Nel 2009, dopo il ricorso in appello, la pena è stata ridotta a 15.000 euro.
• Nell’aprile
2005 eccoti un’altra condanna di Travaglio per causa civile di Fedele
Confalonieri contro lui e Furio Colombo, allora direttore dell’Unità. Marco
aveva scritto di un coinvolgimento di Confalonieri in indagini per
ricettazione e riciclaggio, reati per i quali, invece, non era inquisito per
niente: 12mila euro più 4mila di spese processuali. La condanna non va confusa con quella che il 20 febbraio 2008, per
querela stavolta penale di Fedele Confalonieri, il Tribunale di Torino ha
riservato a Travaglio per l’articolo Mediaset «Piazzale Loreto? Magari»

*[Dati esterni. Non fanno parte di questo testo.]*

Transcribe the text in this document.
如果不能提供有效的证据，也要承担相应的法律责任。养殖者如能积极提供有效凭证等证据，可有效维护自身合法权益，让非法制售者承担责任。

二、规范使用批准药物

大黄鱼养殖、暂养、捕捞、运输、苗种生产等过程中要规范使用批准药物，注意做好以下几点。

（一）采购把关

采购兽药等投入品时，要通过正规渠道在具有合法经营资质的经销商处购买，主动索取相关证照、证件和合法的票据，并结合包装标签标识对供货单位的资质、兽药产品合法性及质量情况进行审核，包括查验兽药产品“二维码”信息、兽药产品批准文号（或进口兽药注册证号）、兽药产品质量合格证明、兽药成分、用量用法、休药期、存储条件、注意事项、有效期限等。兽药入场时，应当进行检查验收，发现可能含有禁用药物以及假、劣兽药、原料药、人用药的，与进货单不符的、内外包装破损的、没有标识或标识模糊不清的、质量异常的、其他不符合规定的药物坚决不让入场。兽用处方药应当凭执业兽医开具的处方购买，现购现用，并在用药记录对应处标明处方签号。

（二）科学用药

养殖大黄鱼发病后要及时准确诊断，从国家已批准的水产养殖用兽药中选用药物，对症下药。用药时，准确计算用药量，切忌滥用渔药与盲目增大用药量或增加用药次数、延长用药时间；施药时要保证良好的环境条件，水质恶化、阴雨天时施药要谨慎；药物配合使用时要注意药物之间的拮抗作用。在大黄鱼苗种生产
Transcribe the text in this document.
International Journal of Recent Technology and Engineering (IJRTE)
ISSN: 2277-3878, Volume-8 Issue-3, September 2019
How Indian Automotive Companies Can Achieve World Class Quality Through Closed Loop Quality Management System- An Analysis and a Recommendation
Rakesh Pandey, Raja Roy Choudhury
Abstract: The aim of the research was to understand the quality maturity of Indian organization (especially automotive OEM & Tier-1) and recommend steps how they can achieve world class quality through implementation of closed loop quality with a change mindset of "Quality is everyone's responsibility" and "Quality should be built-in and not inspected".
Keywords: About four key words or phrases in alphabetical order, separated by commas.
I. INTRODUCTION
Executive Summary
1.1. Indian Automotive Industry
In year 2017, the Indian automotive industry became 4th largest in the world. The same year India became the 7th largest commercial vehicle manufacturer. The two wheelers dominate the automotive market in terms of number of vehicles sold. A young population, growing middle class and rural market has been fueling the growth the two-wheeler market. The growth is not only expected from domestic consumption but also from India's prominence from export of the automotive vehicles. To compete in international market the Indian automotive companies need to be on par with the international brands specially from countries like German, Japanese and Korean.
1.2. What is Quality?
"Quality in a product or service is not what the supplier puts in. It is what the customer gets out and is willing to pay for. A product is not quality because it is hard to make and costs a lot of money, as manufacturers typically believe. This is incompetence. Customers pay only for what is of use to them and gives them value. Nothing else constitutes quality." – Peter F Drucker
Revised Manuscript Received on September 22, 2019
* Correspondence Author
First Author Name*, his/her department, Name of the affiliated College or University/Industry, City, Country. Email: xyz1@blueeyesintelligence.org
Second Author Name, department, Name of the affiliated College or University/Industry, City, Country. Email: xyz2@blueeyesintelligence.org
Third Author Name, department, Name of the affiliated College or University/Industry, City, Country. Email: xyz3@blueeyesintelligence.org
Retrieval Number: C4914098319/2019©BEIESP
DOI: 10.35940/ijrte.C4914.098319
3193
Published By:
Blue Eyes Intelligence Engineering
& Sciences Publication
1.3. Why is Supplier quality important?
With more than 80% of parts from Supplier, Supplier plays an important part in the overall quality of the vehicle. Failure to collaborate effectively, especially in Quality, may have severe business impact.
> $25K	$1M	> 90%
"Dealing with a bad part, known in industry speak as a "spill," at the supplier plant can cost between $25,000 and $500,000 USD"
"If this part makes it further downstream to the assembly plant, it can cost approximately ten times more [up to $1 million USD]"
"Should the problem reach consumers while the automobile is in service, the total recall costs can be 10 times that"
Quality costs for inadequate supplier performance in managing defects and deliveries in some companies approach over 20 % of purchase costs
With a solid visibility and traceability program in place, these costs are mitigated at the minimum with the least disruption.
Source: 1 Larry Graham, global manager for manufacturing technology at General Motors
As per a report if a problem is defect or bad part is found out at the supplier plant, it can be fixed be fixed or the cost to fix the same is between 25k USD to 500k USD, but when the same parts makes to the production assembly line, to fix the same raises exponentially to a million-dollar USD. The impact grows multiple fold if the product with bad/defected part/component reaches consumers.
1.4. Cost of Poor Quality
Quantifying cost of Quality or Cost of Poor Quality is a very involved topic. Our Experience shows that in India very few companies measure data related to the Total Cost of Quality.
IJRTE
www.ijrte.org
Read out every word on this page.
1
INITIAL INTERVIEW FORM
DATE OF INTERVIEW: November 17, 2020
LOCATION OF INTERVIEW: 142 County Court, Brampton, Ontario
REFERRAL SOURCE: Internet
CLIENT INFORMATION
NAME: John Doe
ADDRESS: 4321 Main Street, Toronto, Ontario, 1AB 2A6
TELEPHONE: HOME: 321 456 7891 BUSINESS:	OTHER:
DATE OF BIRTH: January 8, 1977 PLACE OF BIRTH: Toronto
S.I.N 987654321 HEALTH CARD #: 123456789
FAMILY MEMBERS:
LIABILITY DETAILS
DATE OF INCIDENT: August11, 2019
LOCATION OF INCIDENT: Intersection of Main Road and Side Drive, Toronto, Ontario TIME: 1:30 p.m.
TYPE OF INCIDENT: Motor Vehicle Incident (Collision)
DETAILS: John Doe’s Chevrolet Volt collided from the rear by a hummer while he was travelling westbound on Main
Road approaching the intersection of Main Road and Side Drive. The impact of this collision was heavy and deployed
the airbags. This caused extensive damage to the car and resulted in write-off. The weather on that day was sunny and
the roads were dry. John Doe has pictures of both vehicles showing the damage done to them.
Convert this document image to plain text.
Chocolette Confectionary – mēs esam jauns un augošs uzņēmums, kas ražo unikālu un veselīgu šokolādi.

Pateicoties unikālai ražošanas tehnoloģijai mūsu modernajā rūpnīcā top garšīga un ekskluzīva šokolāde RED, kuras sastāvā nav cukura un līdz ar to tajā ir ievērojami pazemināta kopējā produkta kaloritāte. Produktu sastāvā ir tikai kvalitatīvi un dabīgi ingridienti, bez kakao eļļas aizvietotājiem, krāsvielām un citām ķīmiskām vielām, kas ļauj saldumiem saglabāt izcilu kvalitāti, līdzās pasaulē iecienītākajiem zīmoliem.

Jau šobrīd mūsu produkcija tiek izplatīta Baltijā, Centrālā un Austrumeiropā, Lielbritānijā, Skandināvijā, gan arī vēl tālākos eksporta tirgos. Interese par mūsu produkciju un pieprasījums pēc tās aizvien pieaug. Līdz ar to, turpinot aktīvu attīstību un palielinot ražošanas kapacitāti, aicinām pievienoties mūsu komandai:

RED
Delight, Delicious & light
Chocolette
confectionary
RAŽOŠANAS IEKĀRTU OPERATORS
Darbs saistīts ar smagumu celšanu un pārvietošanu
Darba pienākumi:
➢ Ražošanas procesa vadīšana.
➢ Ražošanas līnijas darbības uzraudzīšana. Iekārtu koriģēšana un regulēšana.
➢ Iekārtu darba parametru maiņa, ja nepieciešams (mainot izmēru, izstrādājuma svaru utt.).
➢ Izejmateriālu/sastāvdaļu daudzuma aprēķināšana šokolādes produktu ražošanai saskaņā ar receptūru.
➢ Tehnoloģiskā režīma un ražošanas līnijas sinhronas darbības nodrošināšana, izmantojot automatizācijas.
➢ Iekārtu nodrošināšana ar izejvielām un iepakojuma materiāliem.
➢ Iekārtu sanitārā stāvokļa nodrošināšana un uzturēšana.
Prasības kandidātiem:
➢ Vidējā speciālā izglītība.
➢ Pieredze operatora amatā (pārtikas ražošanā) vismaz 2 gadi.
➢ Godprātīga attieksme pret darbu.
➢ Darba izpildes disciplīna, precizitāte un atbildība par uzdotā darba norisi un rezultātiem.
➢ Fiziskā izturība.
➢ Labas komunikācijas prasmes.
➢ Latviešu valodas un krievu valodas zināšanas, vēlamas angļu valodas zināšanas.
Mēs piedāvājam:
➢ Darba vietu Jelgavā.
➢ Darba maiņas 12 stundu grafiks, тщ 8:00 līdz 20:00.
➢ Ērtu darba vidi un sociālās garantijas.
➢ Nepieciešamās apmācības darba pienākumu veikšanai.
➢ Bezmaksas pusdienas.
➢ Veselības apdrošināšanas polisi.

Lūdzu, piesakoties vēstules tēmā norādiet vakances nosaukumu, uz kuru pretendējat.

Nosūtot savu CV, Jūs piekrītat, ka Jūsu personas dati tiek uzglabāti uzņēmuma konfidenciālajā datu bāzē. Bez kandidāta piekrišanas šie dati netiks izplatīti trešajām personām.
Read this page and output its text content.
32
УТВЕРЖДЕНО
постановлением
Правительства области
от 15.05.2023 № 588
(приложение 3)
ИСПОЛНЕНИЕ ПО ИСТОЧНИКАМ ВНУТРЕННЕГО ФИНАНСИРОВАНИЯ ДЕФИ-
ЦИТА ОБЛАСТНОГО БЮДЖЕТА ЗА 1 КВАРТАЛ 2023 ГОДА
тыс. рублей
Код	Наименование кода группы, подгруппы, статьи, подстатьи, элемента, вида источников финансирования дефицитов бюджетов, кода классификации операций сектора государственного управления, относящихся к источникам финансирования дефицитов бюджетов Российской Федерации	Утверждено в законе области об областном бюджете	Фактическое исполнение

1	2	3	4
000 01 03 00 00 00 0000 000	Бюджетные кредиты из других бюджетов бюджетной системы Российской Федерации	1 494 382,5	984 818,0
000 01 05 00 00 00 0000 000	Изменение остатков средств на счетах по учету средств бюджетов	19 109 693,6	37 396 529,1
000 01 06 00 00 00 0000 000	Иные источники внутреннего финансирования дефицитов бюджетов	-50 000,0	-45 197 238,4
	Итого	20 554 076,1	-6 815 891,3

pubblicato sull’Unità del 16 luglio 2006: 26mila euro da pagare; né va confusa con la citata condanna a
pagare 79 milioni a Cesare Previti (articolo sull’Indipendente) e neppure va confusa con la condanna
riservata a Travaglio dal Tribunale di Roma (L’Espresso del 3 ottobre 2002) a
otto mesi e 100 euro di multa per il reato di diffamazione aggravata ai danni sempre di Previti,
reato - vedremo - caduto in prescrizione.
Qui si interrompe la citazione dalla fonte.